The linchpin nation in any new bloc would be China.  China can credibly provide development, credit and consumer goods (they make much of them anyway.)  But China will also need countries which can supply oil and raw materials: Russia, Venezuela, Iran,  Argentina, and so on.  Much of South America would rather sell food and raw materials to China (or Russia, or whoever) than to the US, because they remember, well, not being treated very well by America during and after the Cold War.

Russia’s military technology, while not as good as America’s, is good enough for most purposes, and China, as is usually the case, has vast amounts of shipbuilding capacity for those who want a navy.  America’s space program is charging forward (mostly privately) but Russia still has plenty of lift capacity for satellites, and China is working hard on its space program.

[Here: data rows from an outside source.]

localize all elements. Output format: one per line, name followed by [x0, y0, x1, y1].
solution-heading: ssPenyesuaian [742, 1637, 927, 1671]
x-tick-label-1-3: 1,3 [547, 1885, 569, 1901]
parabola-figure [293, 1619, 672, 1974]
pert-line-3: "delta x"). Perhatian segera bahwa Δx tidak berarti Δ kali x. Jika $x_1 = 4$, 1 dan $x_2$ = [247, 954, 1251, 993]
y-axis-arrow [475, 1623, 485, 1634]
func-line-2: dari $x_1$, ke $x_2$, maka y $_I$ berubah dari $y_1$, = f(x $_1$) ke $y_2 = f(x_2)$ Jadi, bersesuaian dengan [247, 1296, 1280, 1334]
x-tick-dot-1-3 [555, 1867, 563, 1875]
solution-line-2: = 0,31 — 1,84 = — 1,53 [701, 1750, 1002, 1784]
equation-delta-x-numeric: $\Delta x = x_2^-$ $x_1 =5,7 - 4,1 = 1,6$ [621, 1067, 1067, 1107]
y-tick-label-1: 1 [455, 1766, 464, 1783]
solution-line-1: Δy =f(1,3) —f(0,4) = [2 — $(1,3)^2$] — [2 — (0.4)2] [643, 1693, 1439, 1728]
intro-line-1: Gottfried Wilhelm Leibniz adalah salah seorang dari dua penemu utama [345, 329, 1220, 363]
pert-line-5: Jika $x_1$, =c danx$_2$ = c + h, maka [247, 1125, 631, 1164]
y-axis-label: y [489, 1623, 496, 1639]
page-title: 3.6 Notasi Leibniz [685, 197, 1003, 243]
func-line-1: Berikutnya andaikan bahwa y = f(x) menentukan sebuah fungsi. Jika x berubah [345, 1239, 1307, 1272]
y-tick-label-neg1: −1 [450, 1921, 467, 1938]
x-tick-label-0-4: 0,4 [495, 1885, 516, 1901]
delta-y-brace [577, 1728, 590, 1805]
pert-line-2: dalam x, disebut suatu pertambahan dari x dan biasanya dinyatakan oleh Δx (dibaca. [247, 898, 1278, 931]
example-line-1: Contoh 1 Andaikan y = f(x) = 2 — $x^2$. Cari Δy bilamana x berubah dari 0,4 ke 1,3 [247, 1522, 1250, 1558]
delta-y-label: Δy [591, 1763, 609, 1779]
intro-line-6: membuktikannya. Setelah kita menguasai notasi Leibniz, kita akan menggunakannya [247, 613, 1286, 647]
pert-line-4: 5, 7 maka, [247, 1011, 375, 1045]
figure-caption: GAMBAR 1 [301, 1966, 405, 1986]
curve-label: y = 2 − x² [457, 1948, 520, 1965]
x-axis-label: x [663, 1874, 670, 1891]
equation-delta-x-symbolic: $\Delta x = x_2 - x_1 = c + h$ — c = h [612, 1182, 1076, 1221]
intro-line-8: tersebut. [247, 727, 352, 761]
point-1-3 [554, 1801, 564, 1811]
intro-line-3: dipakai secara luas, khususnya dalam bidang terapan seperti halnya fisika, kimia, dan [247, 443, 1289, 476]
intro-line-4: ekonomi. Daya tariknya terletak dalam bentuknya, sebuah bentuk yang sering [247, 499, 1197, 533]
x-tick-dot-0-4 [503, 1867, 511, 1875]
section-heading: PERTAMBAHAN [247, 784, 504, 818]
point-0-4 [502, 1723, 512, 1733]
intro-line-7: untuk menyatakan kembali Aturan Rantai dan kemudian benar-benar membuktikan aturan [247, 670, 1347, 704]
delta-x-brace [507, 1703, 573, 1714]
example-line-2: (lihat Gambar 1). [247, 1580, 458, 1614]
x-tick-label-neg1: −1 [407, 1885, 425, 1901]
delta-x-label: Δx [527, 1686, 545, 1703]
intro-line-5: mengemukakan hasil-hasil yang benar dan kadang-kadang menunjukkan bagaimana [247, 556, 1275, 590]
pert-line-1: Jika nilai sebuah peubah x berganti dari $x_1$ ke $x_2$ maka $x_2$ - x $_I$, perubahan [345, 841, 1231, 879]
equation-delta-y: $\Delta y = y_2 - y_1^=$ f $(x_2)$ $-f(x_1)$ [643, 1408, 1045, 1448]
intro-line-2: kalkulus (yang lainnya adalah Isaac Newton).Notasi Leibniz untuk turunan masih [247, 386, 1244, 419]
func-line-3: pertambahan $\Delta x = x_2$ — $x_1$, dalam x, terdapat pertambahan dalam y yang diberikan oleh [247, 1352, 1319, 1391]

The BRICS have created their own development bank, as well, so combined with an expansion of the new SWIFT, credit which can be used to buy almost anything you want, or need, will be available.

This, my friends, is the configuration in which the unipolar moment (which has lasted two and a half decades so far) ends.

It was always going to end, for all things do, the question was how soon.  American actions have accelerated what should have taken a couple decades more, significantly, by marginalizing too many countries.  Marginalizing or destroying the occasional country was acceptable, but the number marginalized is just too high, and they have too many resources.  Combined with a great manufacturing nation, they have essentially everything they need: they don’t need the West.

And they may be wondering why they are paying intellectual property taxes (that’s what they are) and interest fees to the West, when the West clearly isn’t acting in their interest.  Why have America and Britain gain all this, when they can reap the money themselves.

Oh, there are still some areas where the West is clearly ahead, from turbines to aerospace.  But they tighten by the year, and they aren’t anything necessary any more. Virtually everything you want, save a few luxury items, you can get without America or Europe being involved.

The question now, then, is the timing and the exact events.  But the broad outline is visible and will accelerate, because it is in too many countries self-interest.

The Great Game, the Great Game never ends.